İyi bir pazar kahvaltısı öncesi açılan sıradan bir gazetede bunun izlerini görmek mümkün. Yada bir kaç saat öncesinde, gazeteyi aldığınız bayide. Yukarıdan aşağı sıralı gazetelere göz gezdirdiğinizde kendinize en yakın olanı almak ne kadar doğalsa, aralarına uçurum gibi görüş ayırlıkları konan gazetelerin yakın raflarda durması da o kadar yapay ve tezat. Hele ki küçük muhitteyseniz büfecinin bakışları ile aldığınız gazetenin üzerinize yapışmaması imkansız( mahalle baskısı değil tabiki konu "bu da nerden çıktııı?!" demeyin )
Her neyse zaman ileri sarıldı ve kahvaltı masasında yumurta kabulkarı arasında köşe yazarlarını okumaya başladınız. İster istemez yaftalar insan. Dinden bahseden yobaz, milliyetçilikten bahseden ırkçı, komünizmden bahseden dinsiz... Peki konuşmaya ilk başladığından beri çocuğun bilinç altına yerleştirilen ve onu bu denlli sistematik düşünmeye iten güç... Suç kimde olabilir?

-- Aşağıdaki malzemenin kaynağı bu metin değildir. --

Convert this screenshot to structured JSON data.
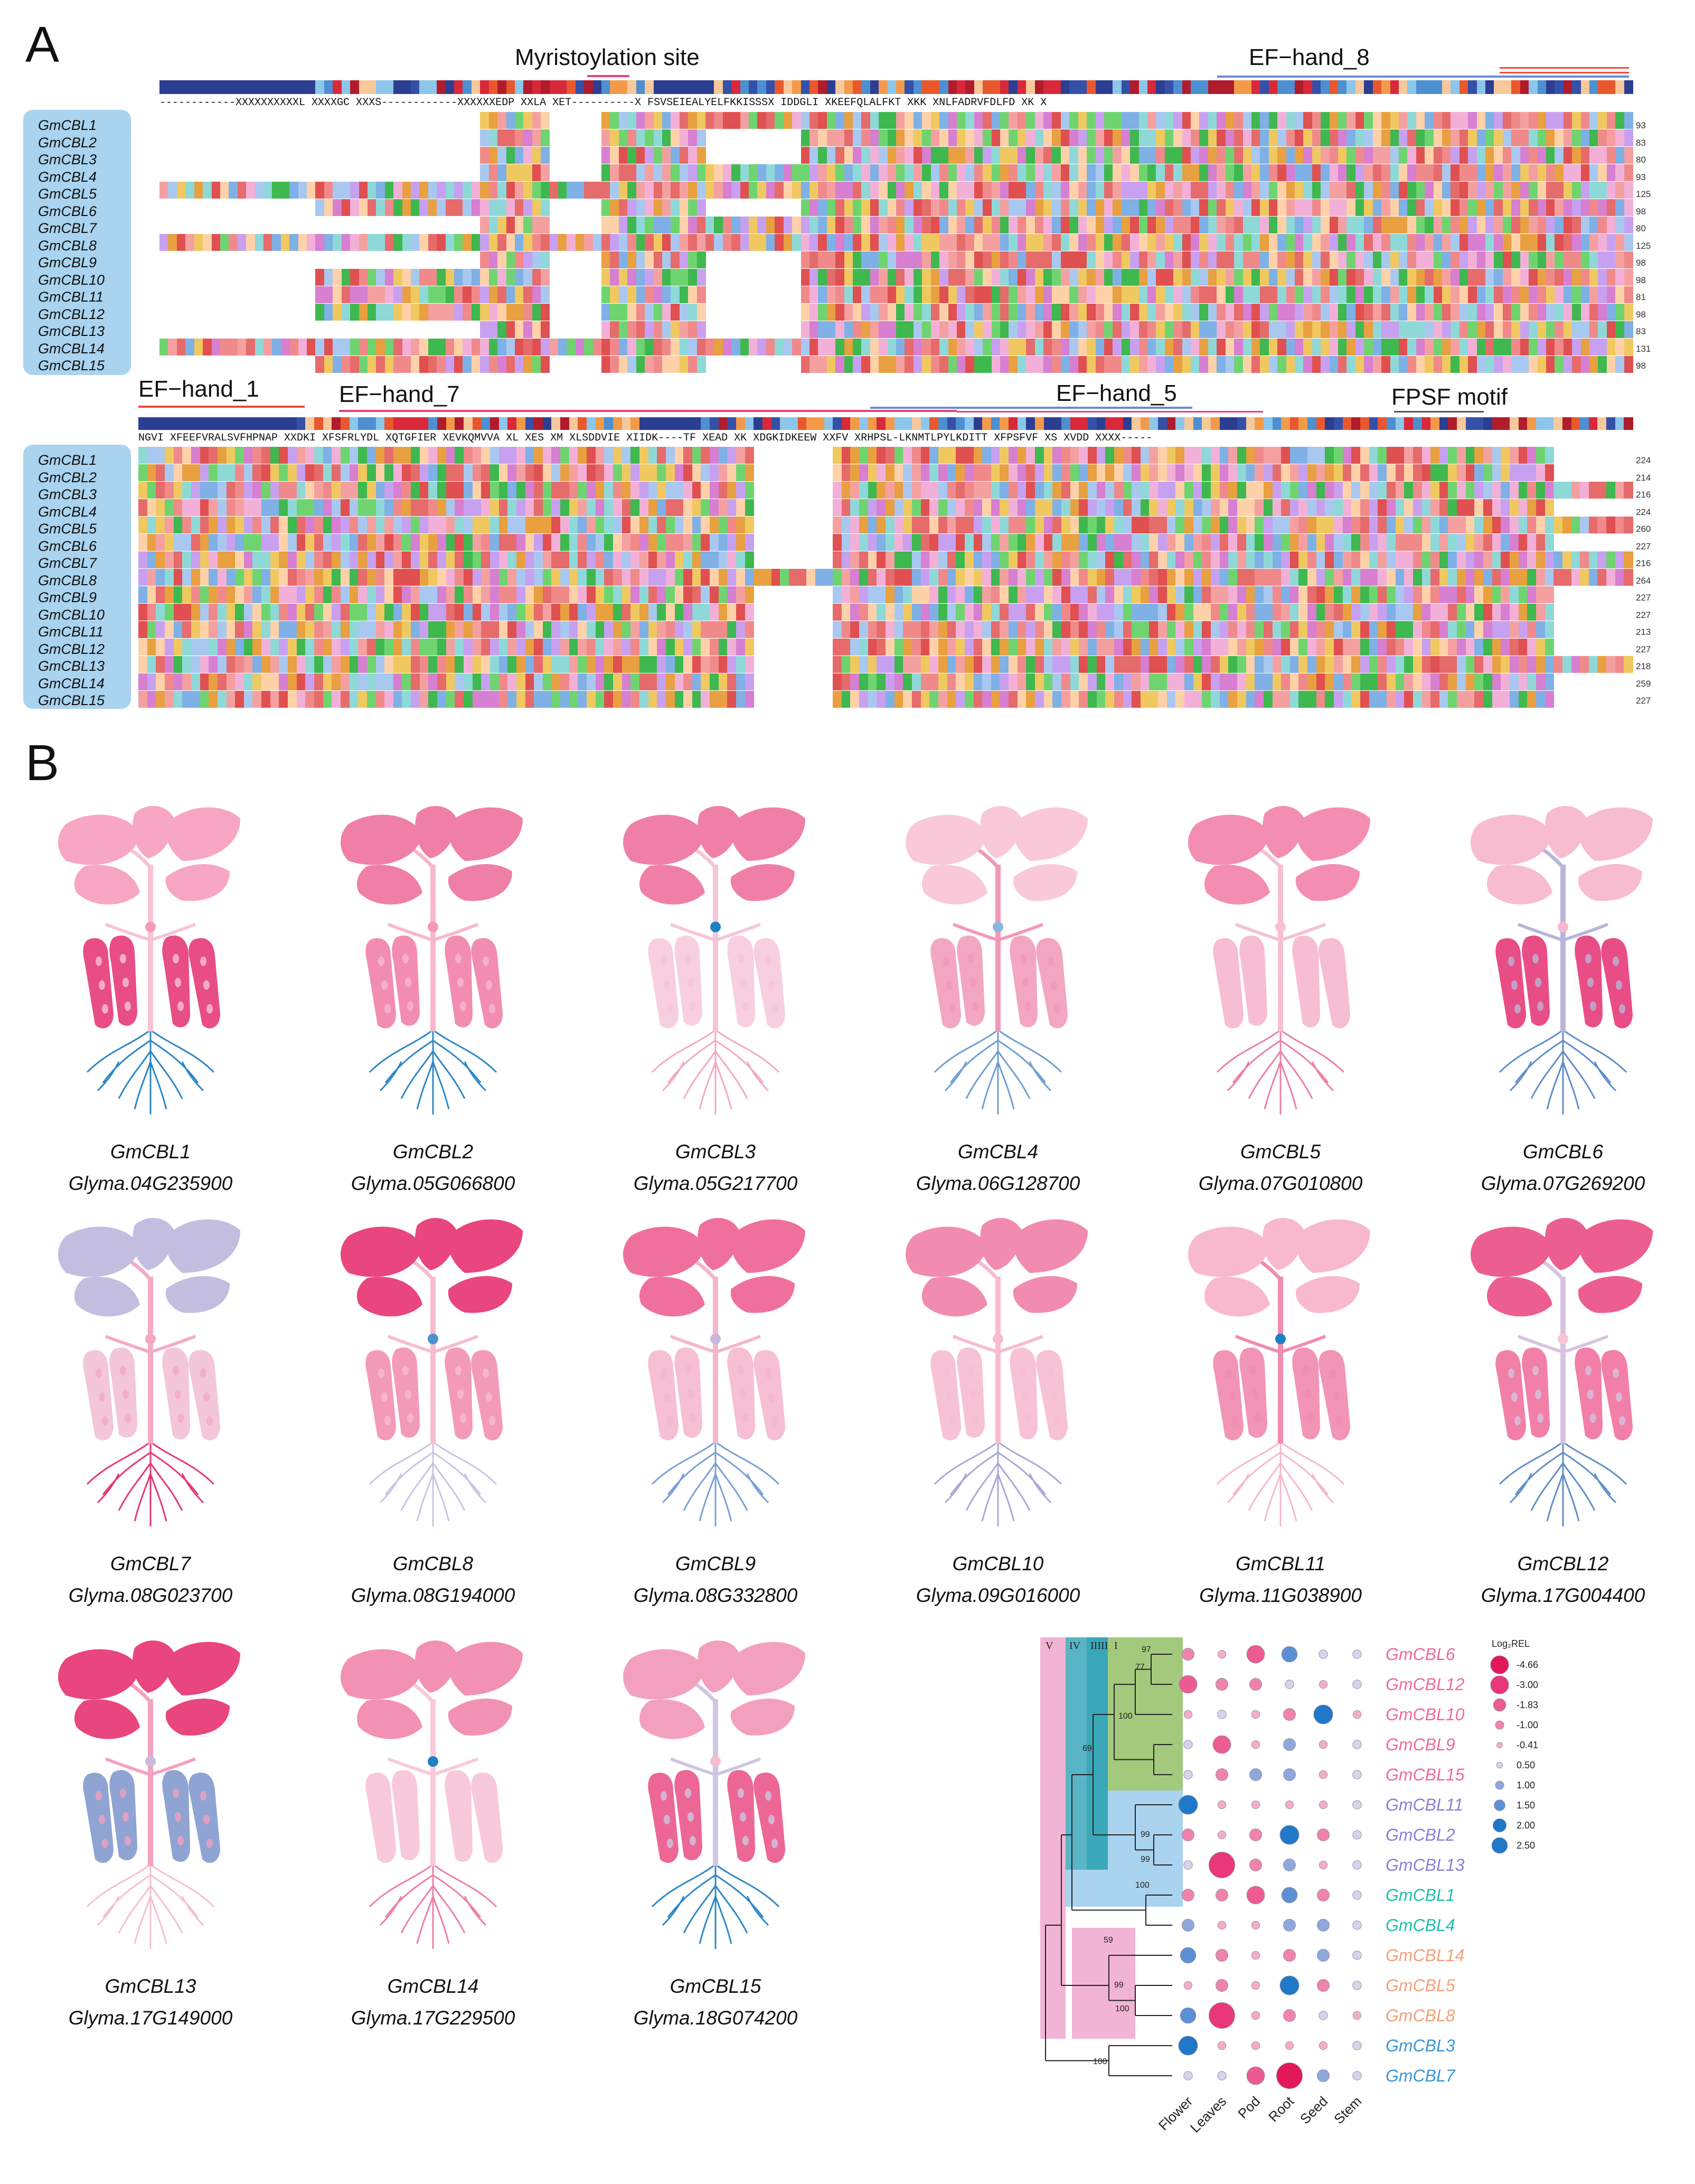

Yürümeye yeni başladığında eliyle kurt işareti yaptıran babada mı, konuşmaya yeni başladığında "türban özgürlüktür" sözeleri öğreten babaya mı yoksa okula yeni başladığnda çocuğuna orak- çekiç çizmeyi öğreten babada mı.. Suç yalnızca ve yalnızca "suç kimde?" diye sormayanda...
Ne güzel de demiş Metin Üstündağ;
"Uçlarda yaşıyoruz hayatı
Ortası koptu gitti sağduyumuzun..."
Tuğçe
Start
Pek muhterem okuyucular,
Blog'u açmaktaki sebebimiz kâh İclal Aydın, kâh Mehmet Coşkundeniz, kâh Murat Bardakçı edasında düşüncelerimizi paylaşamaak .... falan filan değil tabiki .
Yalnızca bir Asım Velioğlu olsam bana yeterli (: e dedim herkes blog yazıyor, benim neyim eksik... öyle de demedim tabiki. şimdilik hiç okuyucum olmadığı için içimden konuşuyormuşum gibi gelse de zamanla açılır diyen esnaf gibiyim şu anda. ne diyelim hayırlısı. Bu da olsun başlangıç yazısı ...
çok dip not: "İsme de bak demeyin" genelde böyle isimler gördüm bi özendim ve en sevdiğim futbol terimini yazdım küçümsemeyin. ya da küçümseyin.